Il ne s’agit pas de neutralité de principe ou de positionnement antiguerre courageux. C’est du théâtre politique conçu pour exploiter les griefs intérieurs tandis que les fabricants d’armes slovaques récoltent des profits sans précédent du besoin désespéré d’armes et de munitions de l’Ukraine. Comprendre ce paradoxe est crucial pour quiconque cherche à soutenir la résistance de l’Ukraine contre l’impérialisme russe — non pas pour louer le « pragmatisme » de Fico, mais pour exposer le vide de sa prétendue position antiguerre et pour affronter les frustrations légitimes qu’exploite sa rhétorique.
La rhétorique : jouer sur le sentiment pro-russe
Le positionnement anti-Ukraine de Fico n’est pas accidentel — il est soigneusement calibré pour exploiter les frustrations et les craintes réelles de la population slovaque. La désinformation russe a trouvé un terrain fertile ici, avec seulement 40 % des Slovaques qui blâment désormais la Russie pour l’invasion, contre 51 % un an plus tôt. Cependant, il ne s’agit pas vraiment de sentiments panslavistes historiques. La désinformation et les campagnes de propagande russes ne constituent qu’une partie de l’histoire. Comme dans d’autres pays d’Europe centrale, le déclin du soutien à l’Ukraine reflète surtout un ressentiment tout à fait compréhensible envers les institutions occidentales.

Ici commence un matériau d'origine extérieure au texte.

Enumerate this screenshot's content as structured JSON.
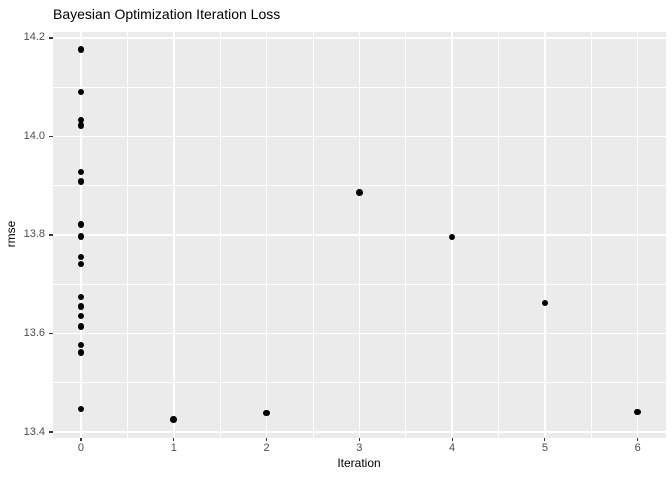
{
  "figure": {
    "title": "Bayesian Optimization Iteration Loss"
  },
  "chart_data": {
    "type": "scatter",
    "title": "Bayesian Optimization Iteration Loss",
    "xlabel": "Iteration",
    "ylabel": "rmse",
    "xlim": [
      -0.307,
      6.3
    ],
    "ylim": [
      13.389,
      14.212
    ],
    "x_major_ticks": [
      0,
      1,
      2,
      3,
      4,
      5,
      6
    ],
    "x_tick_labels": [
      "0",
      "1",
      "2",
      "3",
      "4",
      "5",
      "6"
    ],
    "x_minor_ticks": [
      0.5,
      1.5,
      2.5,
      3.5,
      4.5,
      5.5
    ],
    "y_major_ticks": [
      13.4,
      13.6,
      13.8,
      14.0,
      14.2
    ],
    "y_tick_labels": [
      "13.4",
      "13.6",
      "13.8",
      "14.0",
      "14.2"
    ],
    "y_minor_ticks": [
      13.5,
      13.7,
      13.9,
      14.1
    ],
    "grid": true,
    "legend_position": "none",
    "style": {
      "panel_bg": "#EBEBEB",
      "grid_color": "#FFFFFF",
      "point_color": "#000000",
      "tick_label_color": "#4D4D4D",
      "axis_title_color": "#000000",
      "title_color": "#000000",
      "tick_mark_color": "#333333"
    },
    "points": [
      {
        "x": 0,
        "y": 14.177
      },
      {
        "x": 0,
        "y": 14.09
      },
      {
        "x": 0,
        "y": 14.033
      },
      {
        "x": 0,
        "y": 14.022
      },
      {
        "x": 0,
        "y": 13.928
      },
      {
        "x": 0,
        "y": 13.909
      },
      {
        "x": 0,
        "y": 13.821
      },
      {
        "x": 0,
        "y": 13.797
      },
      {
        "x": 0,
        "y": 13.755
      },
      {
        "x": 0,
        "y": 13.741
      },
      {
        "x": 0,
        "y": 13.674
      },
      {
        "x": 0,
        "y": 13.655
      },
      {
        "x": 0,
        "y": 13.636
      },
      {
        "x": 0,
        "y": 13.614
      },
      {
        "x": 0,
        "y": 13.577
      },
      {
        "x": 0,
        "y": 13.561
      },
      {
        "x": 0,
        "y": 13.447
      },
      {
        "x": 1,
        "y": 13.426
      },
      {
        "x": 2,
        "y": 13.439
      },
      {
        "x": 3,
        "y": 13.886
      },
      {
        "x": 4,
        "y": 13.796
      },
      {
        "x": 5,
        "y": 13.662
      },
      {
        "x": 6,
        "y": 13.441
      }
    ]
  }
}
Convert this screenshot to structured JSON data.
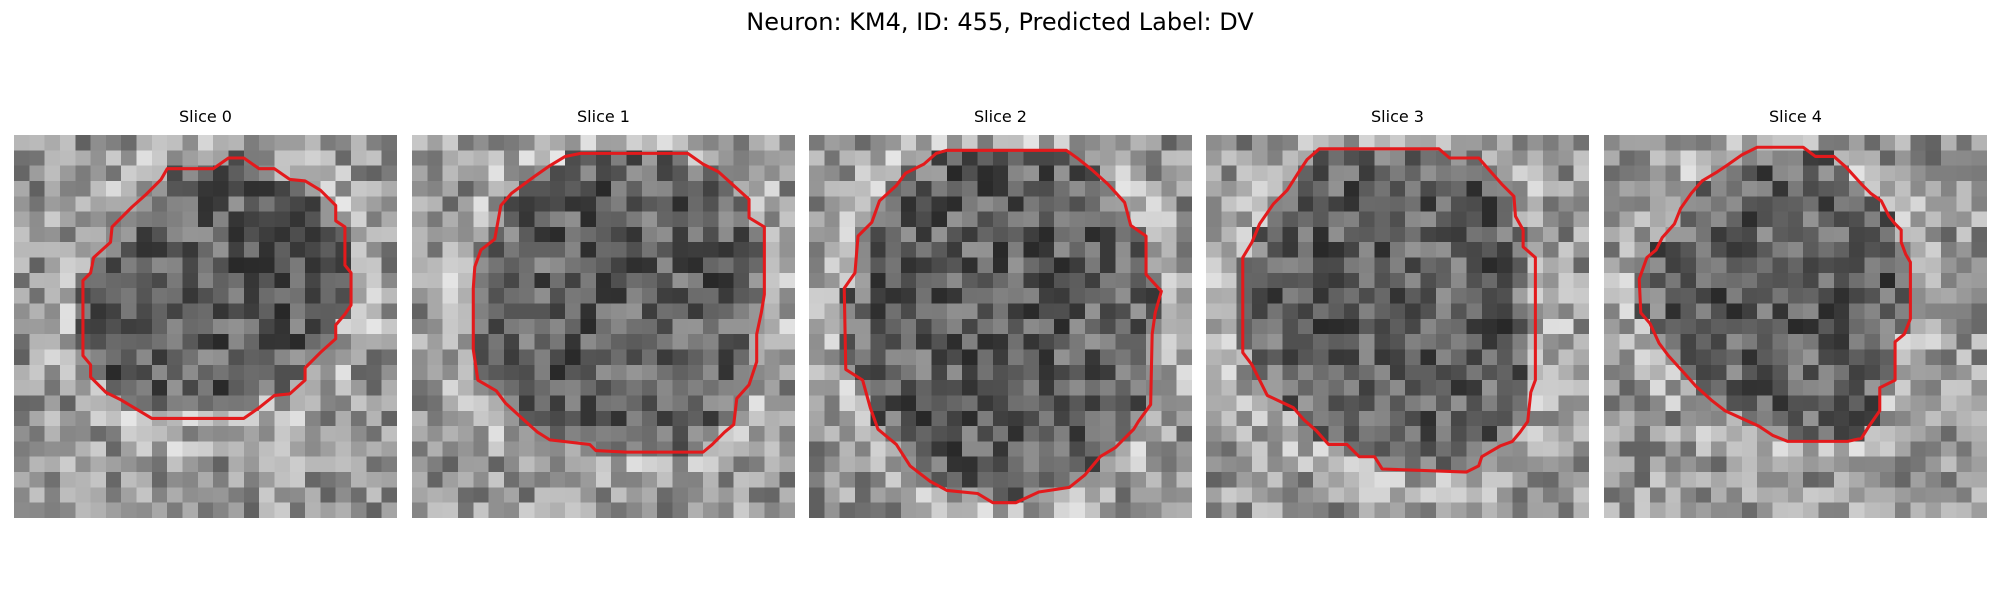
{
  "figure": {
    "title": "Neuron: KM4, ID: 455, Predicted Label: DV"
  },
  "panels": [
    {
      "title": "Slice 0",
      "image": "grayscale microscopy patch with dark roughly circular neuron body and red outline"
    },
    {
      "title": "Slice 1",
      "image": "grayscale microscopy patch with dark roughly circular neuron body and red outline"
    },
    {
      "title": "Slice 2",
      "image": "grayscale microscopy patch with dark roughly circular neuron body and red outline"
    },
    {
      "title": "Slice 3",
      "image": "grayscale microscopy patch with dark roughly circular neuron body and red outline"
    },
    {
      "title": "Slice 4",
      "image": "grayscale microscopy patch with dark roughly circular neuron body and red outline"
    }
  ],
  "colors": {
    "outline": "#e31a1c",
    "background": "#ffffff"
  }
}
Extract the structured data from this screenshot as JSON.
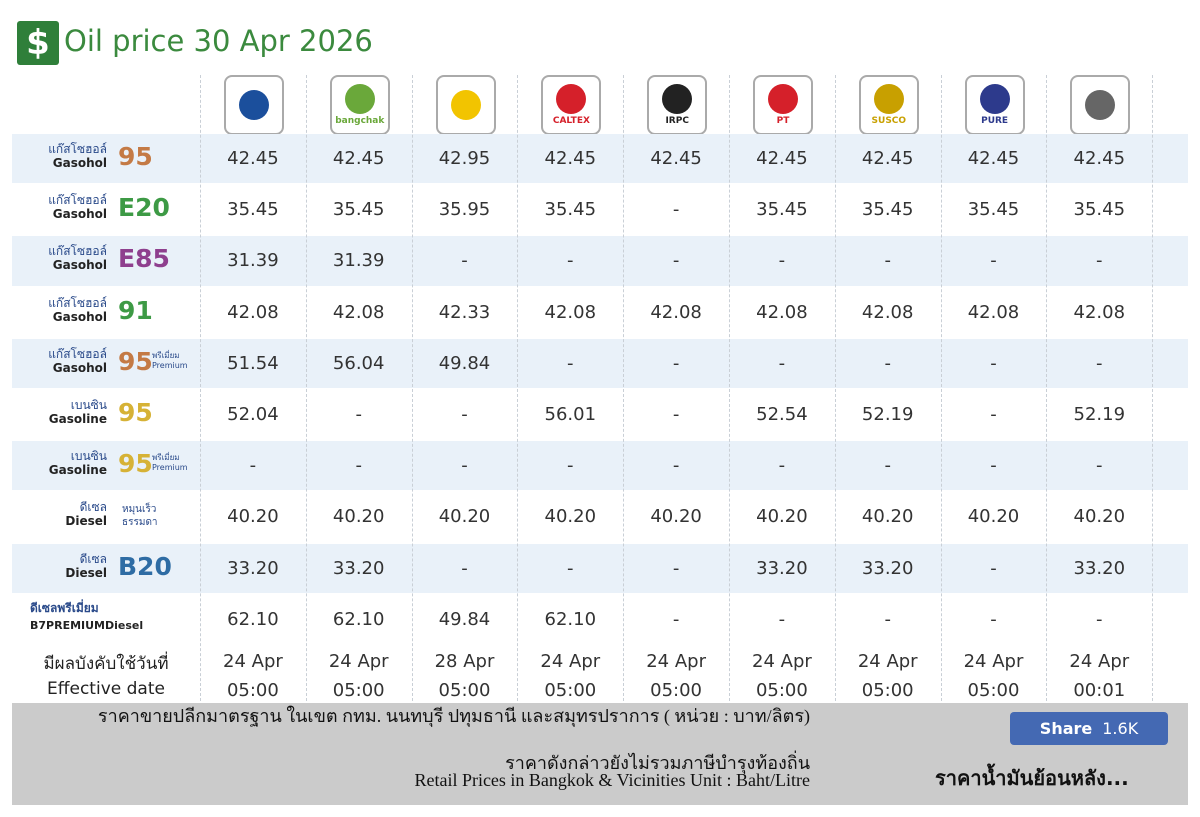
{
  "header": {
    "title": "Oil price 30 Apr 2026"
  },
  "brand_logos": {
    "1": "bangchak",
    "3": "CALTEX",
    "4": "IRPC",
    "5": "PT",
    "6": "SUSCO",
    "7": "PURE"
  },
  "rows": [
    {
      "th": "แก๊สโซฮอล์",
      "en": "Gasohol",
      "grade": "95",
      "color": "#c47a45",
      "prices": [
        "42.45",
        "42.45",
        "42.95",
        "42.45",
        "42.45",
        "42.45",
        "42.45",
        "42.45",
        "42.45"
      ]
    },
    {
      "th": "แก๊สโซฮอล์",
      "en": "Gasohol",
      "grade": "E20",
      "color": "#3d9a45",
      "prices": [
        "35.45",
        "35.45",
        "35.95",
        "35.45",
        "-",
        "35.45",
        "35.45",
        "35.45",
        "35.45"
      ]
    },
    {
      "th": "แก๊สโซฮอล์",
      "en": "Gasohol",
      "grade": "E85",
      "color": "#8e3f8e",
      "prices": [
        "31.39",
        "31.39",
        "-",
        "-",
        "-",
        "-",
        "-",
        "-",
        "-"
      ]
    },
    {
      "th": "แก๊สโซฮอล์",
      "en": "Gasohol",
      "grade": "91",
      "color": "#3d9a45",
      "prices": [
        "42.08",
        "42.08",
        "42.33",
        "42.08",
        "42.08",
        "42.08",
        "42.08",
        "42.08",
        "42.08"
      ]
    },
    {
      "th": "แก๊สโซฮอล์",
      "en": "Gasohol",
      "grade": "95",
      "grade_th": "พรีเมี่ยม",
      "grade_en": "Premium",
      "color": "#c47a45",
      "prices": [
        "51.54",
        "56.04",
        "49.84",
        "-",
        "-",
        "-",
        "-",
        "-",
        "-"
      ]
    },
    {
      "th": "เบนซิน",
      "en": "Gasoline",
      "grade": "95",
      "color": "#d6b236",
      "prices": [
        "52.04",
        "-",
        "-",
        "56.01",
        "-",
        "52.54",
        "52.19",
        "-",
        "52.19"
      ]
    },
    {
      "th": "เบนซิน",
      "en": "Gasoline",
      "grade": "95",
      "grade_th": "พรีเมี่ยม",
      "grade_en": "Premium",
      "color": "#d6b236",
      "prices": [
        "-",
        "-",
        "-",
        "-",
        "-",
        "-",
        "-",
        "-",
        "-"
      ]
    },
    {
      "th": "ดีเซล",
      "en": "Diesel",
      "note": [
        "หมุนเร็ว",
        "ธรรมดา"
      ],
      "prices": [
        "40.20",
        "40.20",
        "40.20",
        "40.20",
        "40.20",
        "40.20",
        "40.20",
        "40.20",
        "40.20"
      ]
    },
    {
      "th": "ดีเซล",
      "en": "Diesel",
      "grade": "B20",
      "color": "#2e6ca4",
      "prices": [
        "33.20",
        "33.20",
        "-",
        "-",
        "-",
        "33.20",
        "33.20",
        "-",
        "33.20"
      ]
    },
    {
      "th": "ดีเซลพรีเมี่ยม",
      "en": "B7PREMIUMDiesel",
      "prices": [
        "62.10",
        "62.10",
        "49.84",
        "62.10",
        "-",
        "-",
        "-",
        "-",
        "-"
      ]
    }
  ],
  "effective": {
    "th": "มีผลบังคับใช้วันที่",
    "en": "Effective date",
    "dates": [
      "24 Apr",
      "24 Apr",
      "28 Apr",
      "24 Apr",
      "24 Apr",
      "24 Apr",
      "24 Apr",
      "24 Apr",
      "24 Apr"
    ],
    "times": [
      "05:00",
      "05:00",
      "05:00",
      "05:00",
      "05:00",
      "05:00",
      "05:00",
      "05:00",
      "00:01"
    ]
  },
  "footer": {
    "line1": "ราคาขายปลีกมาตรฐาน ในเขต กทม. นนทบุรี ปทุมธานี และสมุทรปราการ ( หน่วย : บาท/ลิตร)",
    "line2": "ราคาดังกล่าวยังไม่รวมภาษีบำรุงท้องถิ่น",
    "line3": "Retail Prices in Bangkok & Vicinities Unit : Baht/Litre",
    "share": "Share",
    "share_count": "1.6K",
    "history_link": "ราคาน้ำมันย้อนหลัง..."
  }
}
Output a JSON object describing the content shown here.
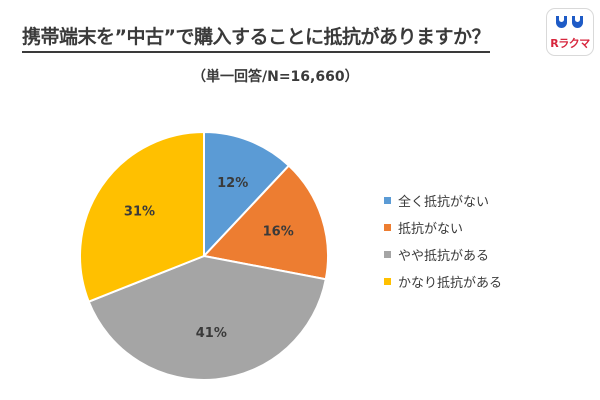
{
  "header": {
    "title": "携帯端末を”中古”で購入することに抵抗がありますか？",
    "subtitle": "（単一回答/N=16,660）"
  },
  "logo": {
    "text": "Rラクマ",
    "colors": {
      "text": "#d7263d",
      "icon": "#1e5bc6"
    }
  },
  "chart_data": {
    "type": "pie",
    "title": "携帯端末を”中古”で購入することに抵抗がありますか？",
    "subtitle": "（単一回答/N=16,660）",
    "categories": [
      "全く抵抗がない",
      "抵抗がない",
      "やや抵抗がある",
      "かなり抵抗がある"
    ],
    "values": [
      12,
      16,
      41,
      31
    ],
    "labels": [
      "12%",
      "16%",
      "41%",
      "31%"
    ],
    "unit": "%",
    "colors": [
      "#5b9bd5",
      "#ed7d31",
      "#a5a5a5",
      "#ffc000"
    ],
    "start": "12 o'clock",
    "direction": "clockwise",
    "legend_position": "right"
  }
}
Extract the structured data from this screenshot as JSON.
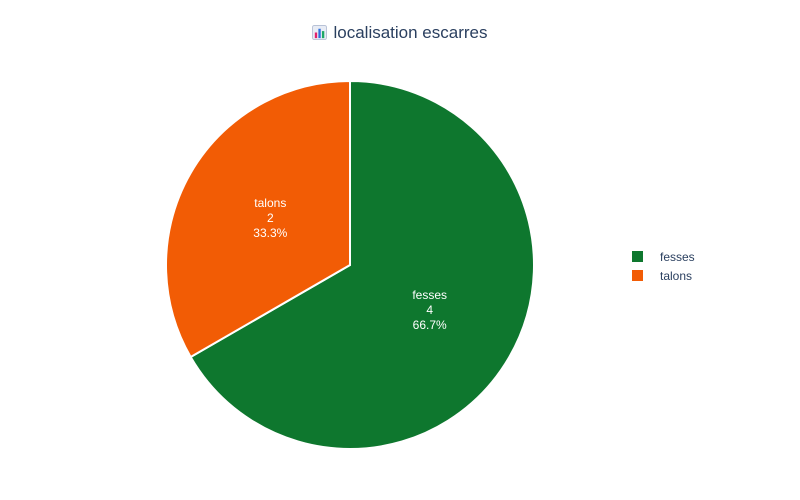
{
  "title": {
    "text": "localisation escarres",
    "icon": "bar-chart-icon"
  },
  "chart_data": {
    "type": "pie",
    "title": "localisation escarres",
    "slices": [
      {
        "label": "fesses",
        "value": 4,
        "percent": "66.7%",
        "color": "#0e772e"
      },
      {
        "label": "talons",
        "value": 2,
        "percent": "33.3%",
        "color": "#f25c05"
      }
    ],
    "legend": "right"
  }
}
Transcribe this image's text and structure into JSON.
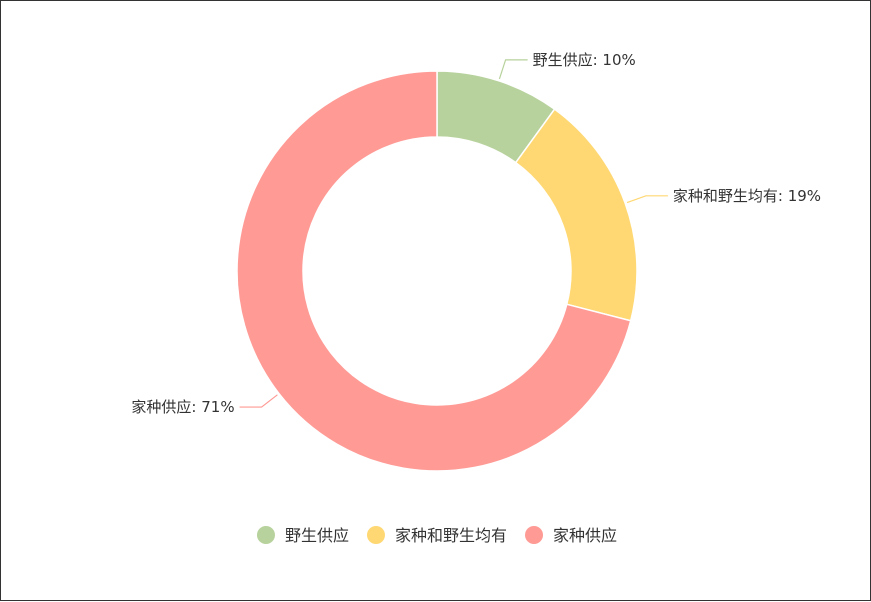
{
  "chart_data": {
    "type": "pie",
    "categories": [
      "野生供应",
      "家种和野生均有",
      "家种供应"
    ],
    "values": [
      10,
      19,
      71
    ],
    "slice_labels": [
      "野生供应: 10%",
      "家种和野生均有: 19%",
      "家种供应: 71%"
    ],
    "colors": [
      "#b7d29c",
      "#ffd873",
      "#ff9a95"
    ],
    "donut": true,
    "legend_position": "bottom"
  }
}
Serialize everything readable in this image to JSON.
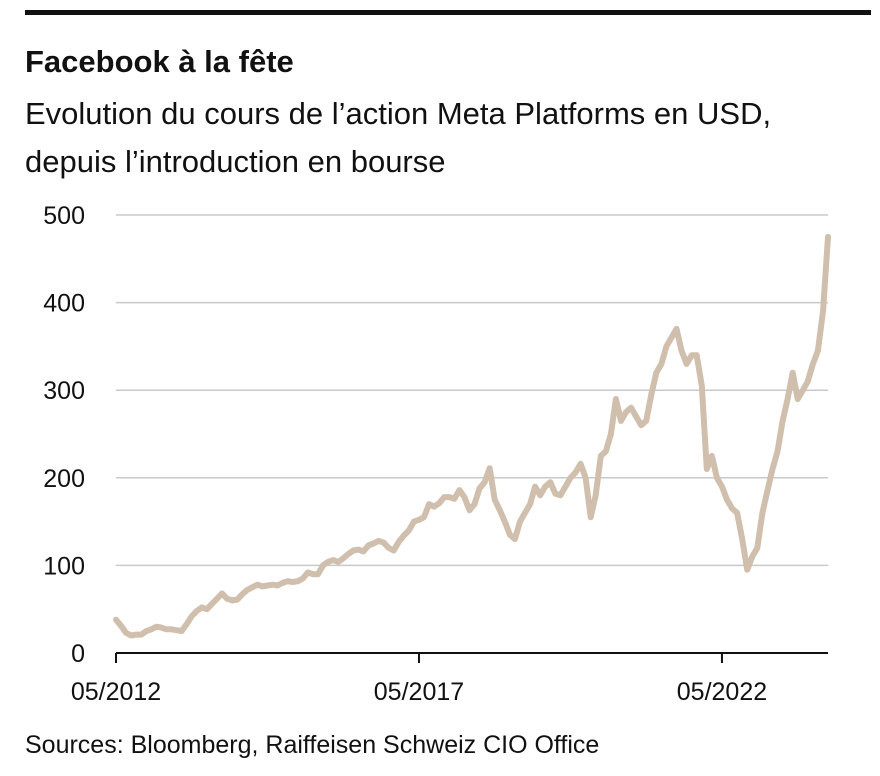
{
  "title": "Facebook à la fête",
  "subtitle": "Evolution du cours de l’action Meta Platforms en USD, depuis l’introduction en bourse",
  "source": "Sources: Bloomberg, Raiffeisen Schweiz CIO Office",
  "colors": {
    "line": "#d1bfad",
    "grid": "#c9c9c9",
    "axis": "#111111",
    "text": "#111111"
  },
  "chart_data": {
    "type": "line",
    "title": "Facebook à la fête",
    "subtitle": "Evolution du cours de l’action Meta Platforms en USD, depuis l’introduction en bourse",
    "xlabel": "",
    "ylabel": "",
    "ylim": [
      0,
      500
    ],
    "yticks": [
      0,
      100,
      200,
      300,
      400,
      500
    ],
    "yticks_labels": [
      "0",
      "100",
      "200",
      "300",
      "400",
      "500"
    ],
    "xlim": [
      "2012-05",
      "2024-02"
    ],
    "xticks": [
      "2012-05",
      "2017-05",
      "2022-05"
    ],
    "xticks_labels": [
      "05/2012",
      "05/2017",
      "05/2022"
    ],
    "grid": "horizontal",
    "legend": "none",
    "series": [
      {
        "x": [
          "2012-05",
          "2012-06",
          "2012-07",
          "2012-08",
          "2012-09",
          "2012-10",
          "2012-11",
          "2012-12",
          "2013-01",
          "2013-02",
          "2013-03",
          "2013-04",
          "2013-05",
          "2013-06",
          "2013-07",
          "2013-08",
          "2013-09",
          "2013-10",
          "2013-11",
          "2013-12",
          "2014-01",
          "2014-02",
          "2014-03",
          "2014-04",
          "2014-05",
          "2014-06",
          "2014-07",
          "2014-08",
          "2014-09",
          "2014-10",
          "2014-11",
          "2014-12",
          "2015-01",
          "2015-02",
          "2015-03",
          "2015-04",
          "2015-05",
          "2015-06",
          "2015-07",
          "2015-08",
          "2015-09",
          "2015-10",
          "2015-11",
          "2015-12",
          "2016-01",
          "2016-02",
          "2016-03",
          "2016-04",
          "2016-05",
          "2016-06",
          "2016-07",
          "2016-08",
          "2016-09",
          "2016-10",
          "2016-11",
          "2016-12",
          "2017-01",
          "2017-02",
          "2017-03",
          "2017-04",
          "2017-05",
          "2017-06",
          "2017-07",
          "2017-08",
          "2017-09",
          "2017-10",
          "2017-11",
          "2017-12",
          "2018-01",
          "2018-02",
          "2018-03",
          "2018-04",
          "2018-05",
          "2018-06",
          "2018-07",
          "2018-08",
          "2018-09",
          "2018-10",
          "2018-11",
          "2018-12",
          "2019-01",
          "2019-02",
          "2019-03",
          "2019-04",
          "2019-05",
          "2019-06",
          "2019-07",
          "2019-08",
          "2019-09",
          "2019-10",
          "2019-11",
          "2019-12",
          "2020-01",
          "2020-02",
          "2020-03",
          "2020-04",
          "2020-05",
          "2020-06",
          "2020-07",
          "2020-08",
          "2020-09",
          "2020-10",
          "2020-11",
          "2020-12",
          "2021-01",
          "2021-02",
          "2021-03",
          "2021-04",
          "2021-05",
          "2021-06",
          "2021-07",
          "2021-08",
          "2021-09",
          "2021-10",
          "2021-11",
          "2021-12",
          "2022-01",
          "2022-02",
          "2022-03",
          "2022-04",
          "2022-05",
          "2022-06",
          "2022-07",
          "2022-08",
          "2022-09",
          "2022-10",
          "2022-11",
          "2022-12",
          "2023-01",
          "2023-02",
          "2023-03",
          "2023-04",
          "2023-05",
          "2023-06",
          "2023-07",
          "2023-08",
          "2023-09",
          "2023-10",
          "2023-11",
          "2023-12",
          "2024-01",
          "2024-02"
        ],
        "values": [
          38,
          31,
          23,
          20,
          21,
          21,
          25,
          27,
          30,
          29,
          27,
          27,
          26,
          25,
          33,
          42,
          48,
          52,
          50,
          56,
          62,
          68,
          62,
          60,
          61,
          67,
          72,
          75,
          78,
          76,
          77,
          78,
          77,
          80,
          82,
          81,
          82,
          85,
          92,
          90,
          90,
          100,
          104,
          106,
          104,
          108,
          113,
          117,
          118,
          116,
          123,
          125,
          128,
          126,
          120,
          117,
          127,
          134,
          140,
          150,
          152,
          155,
          170,
          167,
          171,
          178,
          178,
          176,
          186,
          178,
          163,
          170,
          188,
          195,
          211,
          175,
          163,
          150,
          135,
          130,
          150,
          160,
          170,
          190,
          180,
          190,
          195,
          182,
          180,
          190,
          200,
          206,
          216,
          200,
          155,
          180,
          225,
          230,
          250,
          290,
          265,
          275,
          280,
          270,
          260,
          265,
          295,
          320,
          330,
          350,
          360,
          370,
          345,
          330,
          340,
          340,
          305,
          210,
          225,
          200,
          190,
          175,
          165,
          160,
          130,
          95,
          110,
          120,
          160,
          185,
          210,
          230,
          265,
          290,
          320,
          290,
          300,
          310,
          330,
          345,
          390,
          475
        ]
      }
    ]
  }
}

Comprendre les racines du sentiment anti-occidental
L’année dernière, l’institut DEKK [1] a publié un rapport sur la méfiance envers le « système » en Slovaquie. La conclusion des auteurs mérite une attention particulière : « L’anti-système slovaque n’est pas pro-russe — il est anti-occidental. Il rejette le récit occidental et « systémique », et atteint donc logiquement des alternatives. Et celles-ci sont maintenant, entre autres, également (pro)russes par hasard. Mais le Slovaque moyen ne veut pas plus de Russie dans sa vie — il veut moins d’Occident. Et moins d’Occident, selon sa compréhension, signifie un système économique moins cruel et plus égalitaire, des droits plus forts pour la majorité, une prise de décision politique plus compréhensible, une interaction moins compliquée et bureaucratisée avec l’État, et un mode de vie plus communautaire et solidaire. » [2]
Ces griefs reflètent des préjudices réels. Les politiques néolibérales occidentales ont nui aux moyens de subsistance et aux communautés des travailleurs slovaques. L’adhésion du pays à l’OTAN en 2004 s’est faite sans référendum, privant les citoyens d’une contribution démocratique sur une question de sécurité fondamentale. L’adhésion à l’UE a apporté des avantages mais a également imposé des mesures d’austérité et une restructuration économique qui ont concentré la richesse tout en laissant de nombreuses communautés derrière. La crise financière de 2008 et la crise subséquente de la zone euro ont durement frappé la Slovaquie, les gens ordinaires supportant les coûts d’un système dans lequel ils avaient eu peu de voix.
Pour la gauche internationaliste, cela présente un défi critique : comment reconnaissons-nous ces griefs légitimes sans tomber dans des positions pro-russes qui remplaceraient simplement un impérialisme par un autre ? La réponse n’est pas de choisir entre Washington et Moscou, mais de construire la solidarité avec ceux qui résistent à l’oppression de toutes parts — y compris les Ukrainiens qui se battent pour leur souveraineté et les Slovaques qui luttent pour la justice économique.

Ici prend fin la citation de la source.